Cette demande ne reflète pas seulement une vague à court terme, en effet, Michael Brown, analyste des marchés des actifs multiples chez "Pepperstone" dans un entretien avec "Asharq", évoque un changement structurel dans le comportement des investisseurs individuels, avec un rôle croissant de l'or comme outil de diversification des portefeuilles à long terme. Bien que les allocations en or restent faibles par rapport aux normes historiques, l'intérêt récent a été renforcé par l'activation de certains investisseurs qui profitent des baisses de prix pour reconstruire leurs positions, selon lui.
Au-delà de l'éclat de l'or.. Une industrie cachée en mouvement
En arrière-plan de cette demande croissante, un système d'affaires entier se forme lentement, croissant avec chaque once achetée. Des coffres privés en dehors du système bancaire, des systèmes de sécurité avancés, et un marché d'assurance spécialisé contre le vol ou la perte, tous évoluent parallèlement à la montée de l'or, même s'ils restent éloignés des projecteurs qui suivent les prix.

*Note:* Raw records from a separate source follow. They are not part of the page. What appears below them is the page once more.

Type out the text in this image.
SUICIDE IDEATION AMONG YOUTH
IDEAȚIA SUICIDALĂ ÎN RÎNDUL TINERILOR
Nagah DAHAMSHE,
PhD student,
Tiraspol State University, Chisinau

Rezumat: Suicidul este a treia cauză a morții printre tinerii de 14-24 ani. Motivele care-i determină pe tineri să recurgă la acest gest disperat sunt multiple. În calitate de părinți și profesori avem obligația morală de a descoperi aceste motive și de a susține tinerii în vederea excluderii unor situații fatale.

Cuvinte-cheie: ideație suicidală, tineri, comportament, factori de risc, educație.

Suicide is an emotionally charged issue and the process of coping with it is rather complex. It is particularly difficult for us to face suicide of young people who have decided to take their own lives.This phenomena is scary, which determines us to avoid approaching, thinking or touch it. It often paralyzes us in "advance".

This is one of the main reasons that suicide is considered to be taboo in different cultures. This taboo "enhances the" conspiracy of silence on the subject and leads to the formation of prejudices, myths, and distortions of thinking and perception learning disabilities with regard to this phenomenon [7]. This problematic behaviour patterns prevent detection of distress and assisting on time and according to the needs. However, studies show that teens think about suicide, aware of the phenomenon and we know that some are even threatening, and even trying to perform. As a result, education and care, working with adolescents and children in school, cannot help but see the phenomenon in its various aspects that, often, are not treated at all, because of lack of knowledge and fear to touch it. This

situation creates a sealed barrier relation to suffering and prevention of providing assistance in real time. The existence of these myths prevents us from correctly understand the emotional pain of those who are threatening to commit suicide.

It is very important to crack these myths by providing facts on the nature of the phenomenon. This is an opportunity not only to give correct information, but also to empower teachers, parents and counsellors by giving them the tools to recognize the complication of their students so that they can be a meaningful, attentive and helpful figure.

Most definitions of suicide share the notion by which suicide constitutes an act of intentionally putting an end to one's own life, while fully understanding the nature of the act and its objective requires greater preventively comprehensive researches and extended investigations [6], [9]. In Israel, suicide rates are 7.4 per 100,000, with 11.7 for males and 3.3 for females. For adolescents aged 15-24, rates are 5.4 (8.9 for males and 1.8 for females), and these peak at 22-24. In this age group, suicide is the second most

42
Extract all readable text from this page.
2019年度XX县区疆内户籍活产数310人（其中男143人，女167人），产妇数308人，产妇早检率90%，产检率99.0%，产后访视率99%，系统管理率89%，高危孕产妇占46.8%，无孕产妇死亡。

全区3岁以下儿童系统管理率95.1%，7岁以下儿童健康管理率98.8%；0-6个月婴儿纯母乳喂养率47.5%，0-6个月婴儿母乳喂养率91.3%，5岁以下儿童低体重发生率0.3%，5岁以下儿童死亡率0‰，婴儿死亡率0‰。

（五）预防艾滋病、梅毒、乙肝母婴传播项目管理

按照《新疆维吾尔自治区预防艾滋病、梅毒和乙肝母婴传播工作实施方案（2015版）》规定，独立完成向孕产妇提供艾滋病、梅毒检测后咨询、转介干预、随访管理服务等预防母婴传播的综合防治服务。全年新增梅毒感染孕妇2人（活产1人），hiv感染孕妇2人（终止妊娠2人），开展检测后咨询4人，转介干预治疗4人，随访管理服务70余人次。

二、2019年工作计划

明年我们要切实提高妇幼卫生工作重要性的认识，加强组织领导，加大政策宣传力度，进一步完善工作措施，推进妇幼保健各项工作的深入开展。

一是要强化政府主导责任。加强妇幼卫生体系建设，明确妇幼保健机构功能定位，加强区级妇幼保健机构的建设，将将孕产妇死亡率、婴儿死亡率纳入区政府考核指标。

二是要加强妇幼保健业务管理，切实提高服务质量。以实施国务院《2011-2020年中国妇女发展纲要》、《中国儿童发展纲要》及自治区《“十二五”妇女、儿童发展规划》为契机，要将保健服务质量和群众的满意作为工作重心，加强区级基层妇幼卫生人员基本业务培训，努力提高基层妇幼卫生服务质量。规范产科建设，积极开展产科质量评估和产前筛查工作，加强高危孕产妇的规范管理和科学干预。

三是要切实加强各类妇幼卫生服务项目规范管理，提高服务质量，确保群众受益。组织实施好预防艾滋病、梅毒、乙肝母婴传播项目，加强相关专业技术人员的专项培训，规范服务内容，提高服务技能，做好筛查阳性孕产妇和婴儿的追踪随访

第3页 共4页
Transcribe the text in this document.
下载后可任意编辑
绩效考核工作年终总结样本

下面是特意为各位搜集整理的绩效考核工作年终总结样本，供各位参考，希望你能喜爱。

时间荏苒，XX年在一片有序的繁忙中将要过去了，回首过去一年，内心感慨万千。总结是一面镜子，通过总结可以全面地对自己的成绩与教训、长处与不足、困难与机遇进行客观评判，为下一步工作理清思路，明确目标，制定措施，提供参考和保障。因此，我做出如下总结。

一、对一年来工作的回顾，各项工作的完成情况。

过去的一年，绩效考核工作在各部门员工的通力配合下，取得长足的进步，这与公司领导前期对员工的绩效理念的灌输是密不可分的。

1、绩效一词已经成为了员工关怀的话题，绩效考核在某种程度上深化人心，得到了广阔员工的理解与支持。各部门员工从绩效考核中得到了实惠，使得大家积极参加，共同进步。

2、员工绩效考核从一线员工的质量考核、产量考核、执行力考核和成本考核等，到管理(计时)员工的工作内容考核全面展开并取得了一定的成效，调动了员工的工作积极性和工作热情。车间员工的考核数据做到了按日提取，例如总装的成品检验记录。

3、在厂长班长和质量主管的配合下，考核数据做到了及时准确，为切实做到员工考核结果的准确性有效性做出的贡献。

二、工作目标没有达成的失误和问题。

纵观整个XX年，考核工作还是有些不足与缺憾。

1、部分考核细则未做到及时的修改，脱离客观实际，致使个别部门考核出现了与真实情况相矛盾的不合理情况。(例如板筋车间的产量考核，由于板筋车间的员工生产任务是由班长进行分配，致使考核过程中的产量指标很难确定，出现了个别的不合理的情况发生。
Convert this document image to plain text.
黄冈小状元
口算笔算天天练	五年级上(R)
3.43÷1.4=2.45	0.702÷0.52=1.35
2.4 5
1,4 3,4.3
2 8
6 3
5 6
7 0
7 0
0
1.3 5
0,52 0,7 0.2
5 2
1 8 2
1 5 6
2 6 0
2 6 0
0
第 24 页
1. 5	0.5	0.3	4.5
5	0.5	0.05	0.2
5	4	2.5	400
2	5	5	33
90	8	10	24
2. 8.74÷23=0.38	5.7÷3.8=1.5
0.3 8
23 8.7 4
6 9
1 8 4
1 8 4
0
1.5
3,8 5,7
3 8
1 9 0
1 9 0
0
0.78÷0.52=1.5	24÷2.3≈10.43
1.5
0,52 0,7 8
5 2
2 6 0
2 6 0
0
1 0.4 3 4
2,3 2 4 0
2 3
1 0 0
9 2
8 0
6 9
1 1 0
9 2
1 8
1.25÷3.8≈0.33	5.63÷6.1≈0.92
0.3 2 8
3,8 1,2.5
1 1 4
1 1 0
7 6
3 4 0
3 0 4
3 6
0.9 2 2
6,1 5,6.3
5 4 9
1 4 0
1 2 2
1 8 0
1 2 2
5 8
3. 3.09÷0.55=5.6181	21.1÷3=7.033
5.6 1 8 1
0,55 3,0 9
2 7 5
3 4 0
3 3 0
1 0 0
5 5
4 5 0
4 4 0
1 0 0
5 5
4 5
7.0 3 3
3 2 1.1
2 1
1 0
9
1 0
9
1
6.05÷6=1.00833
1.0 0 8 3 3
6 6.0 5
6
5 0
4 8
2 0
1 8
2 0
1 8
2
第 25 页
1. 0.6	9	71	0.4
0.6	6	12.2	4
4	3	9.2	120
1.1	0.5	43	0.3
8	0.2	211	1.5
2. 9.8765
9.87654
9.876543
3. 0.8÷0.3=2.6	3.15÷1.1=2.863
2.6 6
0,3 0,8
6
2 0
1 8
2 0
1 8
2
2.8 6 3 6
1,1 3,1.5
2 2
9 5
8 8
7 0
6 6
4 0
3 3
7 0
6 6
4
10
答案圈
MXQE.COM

Andrew Naylor, directeur de la région Moyen-Orient au Conseil mondial de l'or, déclare à "Asharq" que le stockage et la conservation sont devenus des éléments cruciaux dans l'expérience d'investissement dans l'or, avec une plus grande prise de conscience des investisseurs concernant les risques de vol, de perte et de contrefaçon, face à l'importance de la protection, de la documentation et de la chaîne de possession.
Avec la montée rapide des prix de l'or ces dernières années, non seulement la valeur d'investissement potentielle a augmenté, mais la facture de conservation a également augmenté, ce qui reflète un changement clair dans la nature de la demande, dirigée par des considérations de couverture et de détention à long terme, plutôt que par une consommation traditionnelle, selon les données du Conseil mondial de l'or.
Dans ce contexte, la plupart des fournisseurs de stockage professionnel dans les grandes centres financiers basent le prix de leurs services sur un pourcentage de la valeur marchande de l'or entreposé, en raison du lien entre le coût et les risques d'assurance ainsi que les fluctuations de prix.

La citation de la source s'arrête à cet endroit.